Dos minutos después me entregaron la libreta de enrolamiento, donde escribieron: “Inepto para el servicio militar”. ¡Salvado para servir! Agradeciendo a Dios, fui a despedirme de mis padres, y viajé a La Plata.

Papá se había jubilado, ¿cómo podría yo seguir estudiando? En la iglesia de La Plata conocí al Dr. Ubricio Palau. Era el director de Asistencia Pública de La Plata. Hacía poco que se había incorporado a la iglesia. Un día, caminando por la calle, pasé frente al edificio de Asistencia Pública, y por un portón que estaba abierto, vi a unos hombres con botas de goma que lavaban las ambulancias con mangueras y fuertes chorros de agua. Y se me ocurrió una idea: “Necesito conseguir un trabajo para seguir estudiando, ¿y si le pido al Dr. Palau el trabajo de limpiar ambulancias?”

Así que un sábado, al salir de la iglesia, me acerqué al doctor, y le dije:

–Doctor, para continuar mis estudios de Medicina el año próximo, necesito conseguir un trabajo. ¿Podría darme el trabajo de limpiar ambulancias? Me miró bondadosamente y me contestó:

–Bueno, vamos a ver qué se puede hacer.

Varias semanas después, al salir de las reuniones en la iglesia, me llamó y me dijo:

–Tengo buenas noticias para ti.

–¿Voy a limpiar ambulancias? –le pregunté.

–No –me contestó.

Y enseguida agregó:

–Vas a trabajar en la Administración. Y ¿sabes cuánto ganarás?

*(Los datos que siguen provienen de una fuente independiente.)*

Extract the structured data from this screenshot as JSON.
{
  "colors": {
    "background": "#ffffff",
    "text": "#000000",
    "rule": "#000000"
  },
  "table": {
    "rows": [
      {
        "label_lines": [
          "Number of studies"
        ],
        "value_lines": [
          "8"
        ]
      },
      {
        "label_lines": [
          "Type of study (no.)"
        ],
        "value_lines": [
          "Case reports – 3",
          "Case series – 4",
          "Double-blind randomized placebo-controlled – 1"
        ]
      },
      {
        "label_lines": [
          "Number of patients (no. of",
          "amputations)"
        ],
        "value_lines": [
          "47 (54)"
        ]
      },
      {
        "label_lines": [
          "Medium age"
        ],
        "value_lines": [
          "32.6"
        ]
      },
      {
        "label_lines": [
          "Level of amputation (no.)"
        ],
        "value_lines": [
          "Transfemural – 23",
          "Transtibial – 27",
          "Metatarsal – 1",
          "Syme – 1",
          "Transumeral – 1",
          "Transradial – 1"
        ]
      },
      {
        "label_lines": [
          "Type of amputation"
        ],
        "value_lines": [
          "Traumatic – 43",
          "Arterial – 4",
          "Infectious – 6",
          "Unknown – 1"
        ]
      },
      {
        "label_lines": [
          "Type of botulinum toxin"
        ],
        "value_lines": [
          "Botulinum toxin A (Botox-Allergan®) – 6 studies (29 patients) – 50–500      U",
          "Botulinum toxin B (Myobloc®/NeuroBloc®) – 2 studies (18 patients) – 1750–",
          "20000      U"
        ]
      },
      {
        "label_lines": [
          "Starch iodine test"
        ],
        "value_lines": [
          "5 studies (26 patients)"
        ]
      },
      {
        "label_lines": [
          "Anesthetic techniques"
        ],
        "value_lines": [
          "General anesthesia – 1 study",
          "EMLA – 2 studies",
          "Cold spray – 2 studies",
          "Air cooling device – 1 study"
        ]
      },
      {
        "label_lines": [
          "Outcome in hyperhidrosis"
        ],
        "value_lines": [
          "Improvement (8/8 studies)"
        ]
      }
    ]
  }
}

Y sin darme tiempo para pensar, me dijo:

–Doscientos pesos por mes.

¡Casi no lo podía creer; podría seguir estudiando! El gerente de Asistencia Pública era el Sr. Lerange. Yo trabajaba en su oficina. Tenía que pasar a un libro las facturas de todos los gastos y sumar al fin del mes para informar el total, bien documentado. Había una señora que trabajaba como secretaria en la misma oficina.

Una mañana sonó el teléfono cerca de mi escritorio y lo levanté para atender. Alguien quería hablar con el Sr. Lerange. Extendiendo el teléfono hacia donde estaba el gerente, le dije:

–Sr. Lerange, es para usted.

–Dígale que no estoy.

Quedé con el teléfono en la mano, levantado en el aire, sin saber qué hacer.

–Señora, dígale que no estoy -fue la orden de Lerange.

Le alcancé el teléfono a la secretaria, y ella contestó de acuerdo con el pedido del jefe. Después de esa experiencia, ya Lerange sabía que no podía contar conmigo para mentir. Así que, si sonaba el teléfono y él no quería atender, me decía:

–No atiendas.

Y dirigiéndose a mi compañera le decía:

–Señora, dígale que no estoy.

El reglamento para un empleado estudiante indicaba que debía trabajar seis horas por día. Por supuesto, yo tenía el sábado libre. En caso de tener que rendir examen, me daban libre el día anterior al examen y el día que rendía hasta terminar el examen.

Dios me estaba dando los recursos para seguir estudiando. Ya no necesitaba recibir dinero de mis padres. Ya no pagaba ochenta pesos por mes a los Basanta, ni a los Marcenaro, ni a los D´Argenio, todas familias de la iglesia de cuya hospitalidad disfruté sucesivamente. La iglesia de La Plata me consiguió alojamiento gratuito en la cocina ubicada detrás del salón de jóvenes.